By Abdoulaye Massalatchi
NIAMEY, June 8 (Reuters) - Niger's government ministers have pledged to dip into their own pockets and give around two-thirds of a month's salary to help millions of people facing severe food shortages in the impoverished West African nation.
The 24 ministers each promised to give 500,000 CFA francs ($940) in aid, while Prime Minister Hama Amadou would donate one million CFA, according to a government statement issued on Wednesday.
Recurring drought and a locust infestation have left 3.6 million people in desperate need of aid in Niger, where many people outside the main cities live in mud-brick buildings on the edge of the Sahara desert.
The United Nations said last week not a single dollar had been pledged for Niger two weeks into an emergency appeal for $16.2 million. Among the needy are 800,000 children aged under 5, including 150,000 with severe malnutrition.
The food crisis comes as the leaders of the world's rich nations talk about doing more to help Africa ahead of a Group of Eight summit next month in Gleneagles, Scotland.

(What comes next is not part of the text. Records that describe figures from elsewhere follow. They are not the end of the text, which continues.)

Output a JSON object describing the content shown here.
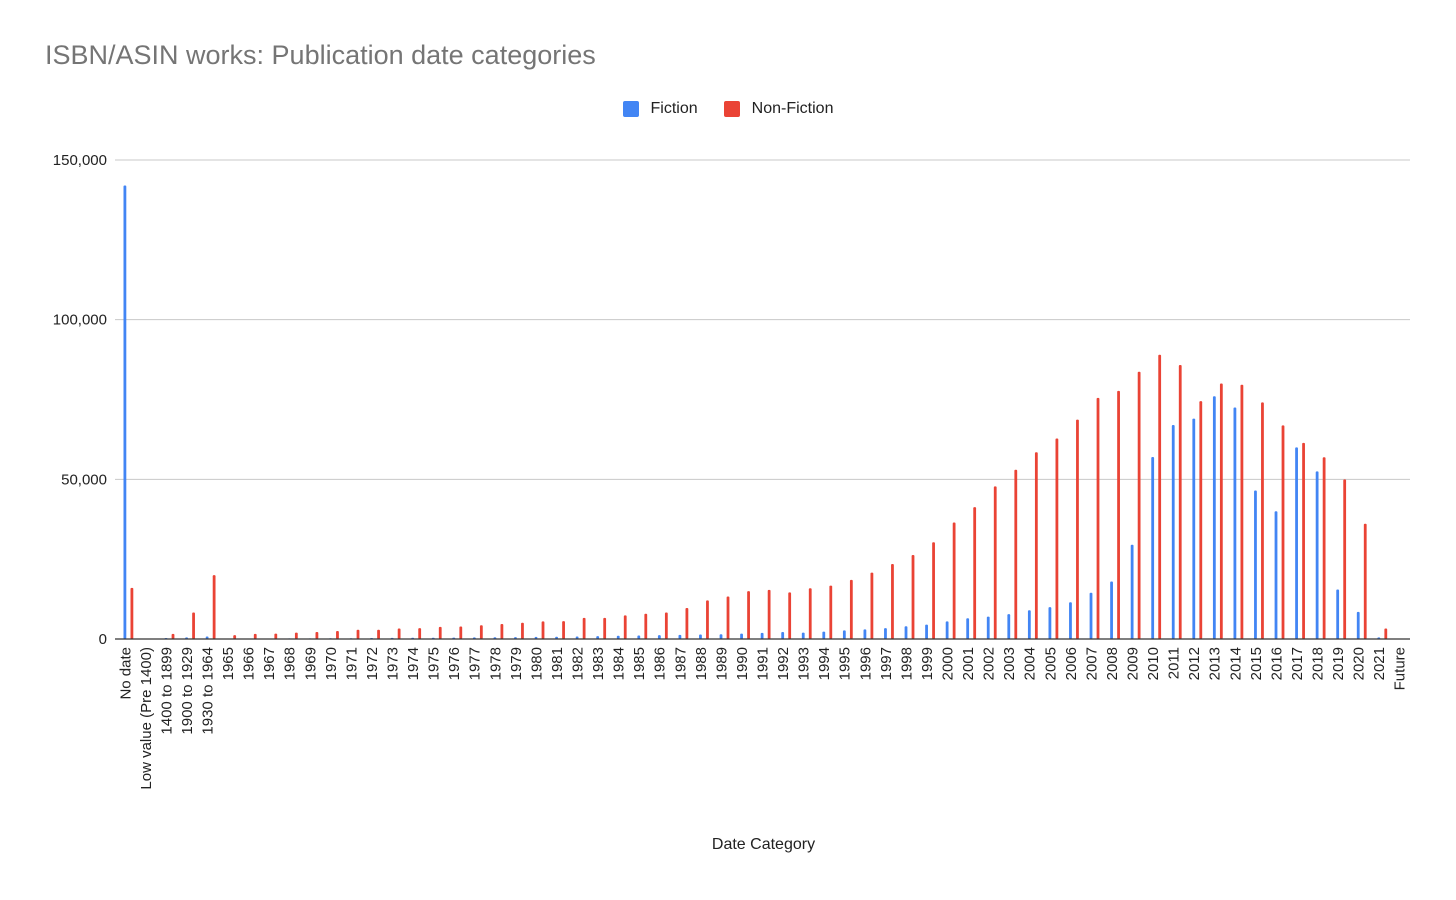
{
  "chart_data": {
    "type": "bar",
    "title": "ISBN/ASIN works: Publication date categories",
    "xlabel": "Date Category",
    "ylabel": "",
    "ylim": [
      0,
      150000
    ],
    "yticks": [
      0,
      50000,
      100000,
      150000
    ],
    "ytick_labels": [
      "0",
      "50,000",
      "100,000",
      "150,000"
    ],
    "legend_position": "top-center",
    "grid": true,
    "categories": [
      "No date",
      "Low value (Pre 1400)",
      "1400 to 1899",
      "1900 to 1929",
      "1930 to 1964",
      "1965",
      "1966",
      "1967",
      "1968",
      "1969",
      "1970",
      "1971",
      "1972",
      "1973",
      "1974",
      "1975",
      "1976",
      "1977",
      "1978",
      "1979",
      "1980",
      "1981",
      "1982",
      "1983",
      "1984",
      "1985",
      "1986",
      "1987",
      "1988",
      "1989",
      "1990",
      "1991",
      "1992",
      "1993",
      "1994",
      "1995",
      "1996",
      "1997",
      "1998",
      "1999",
      "2000",
      "2001",
      "2002",
      "2003",
      "2004",
      "2005",
      "2006",
      "2007",
      "2008",
      "2009",
      "2010",
      "2011",
      "2012",
      "2013",
      "2014",
      "2015",
      "2016",
      "2017",
      "2018",
      "2019",
      "2020",
      "2021",
      "Future"
    ],
    "series": [
      {
        "name": "Fiction",
        "color": "#4285f4",
        "values": [
          142000,
          100,
          300,
          500,
          800,
          100,
          150,
          150,
          200,
          200,
          250,
          250,
          300,
          350,
          400,
          400,
          450,
          500,
          550,
          600,
          650,
          700,
          800,
          900,
          1000,
          1100,
          1200,
          1300,
          1400,
          1500,
          1700,
          1900,
          2200,
          2000,
          2300,
          2700,
          3000,
          3400,
          4000,
          4500,
          5500,
          6500,
          7000,
          7800,
          9000,
          10000,
          11500,
          14500,
          18000,
          29500,
          57000,
          67000,
          69000,
          76000,
          72500,
          46500,
          40000,
          60000,
          52500,
          15500,
          8500,
          500,
          100
        ]
      },
      {
        "name": "Non-Fiction",
        "color": "#ea4335",
        "values": [
          16000,
          100,
          1600,
          8300,
          20000,
          1200,
          1600,
          1700,
          2000,
          2200,
          2500,
          2900,
          2900,
          3300,
          3400,
          3800,
          3900,
          4300,
          4700,
          5100,
          5500,
          5600,
          6600,
          6600,
          7400,
          7900,
          8300,
          9700,
          12100,
          13300,
          15000,
          15400,
          14600,
          15900,
          16700,
          18500,
          20800,
          23500,
          26300,
          30300,
          36500,
          41300,
          47800,
          53000,
          58500,
          62800,
          68700,
          75500,
          77700,
          83700,
          89000,
          85800,
          74500,
          80000,
          79600,
          74100,
          66900,
          61400,
          56900,
          50000,
          36100,
          3300,
          100
        ]
      }
    ]
  }
}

U.S. President George W. Bush and British Prime Minister Tony Blair said they were close to a deal on Tuesday on a plan to cancel up to 100 percent of poor African countries' multilateral debt and that they hoped to put the plan before world leaders in Scotland.
Bush and Blair, however, failed to agree on the British prime minister's proposal to dramatically increase aid for Africa.
Landlocked and arid Niger, with a population of about 12 million and an average life expectancy of 46 years, is one of the world's poorest and least developed countries. One in four children dies before the age of five.
The government has struggled to get a grip on the ailing economy or come up with a coherent strategy to combat the food shortages since appealing to the international community in November to help save its people from food insecurity.
Four months later it slapped a 19 percent tax on staples such as flour and milk, saying it had been forced to do so by the demands of the International Monetary Fund. The move triggered unprecedented protests and was later reversed.
The government said on Monday it would launch food loans for more than 2 million subsistence farmers. Each household would receive a 100 kg bag of corn, millet or sorghum every month for three months and would then return the food at the end of the 2005/06 harvest.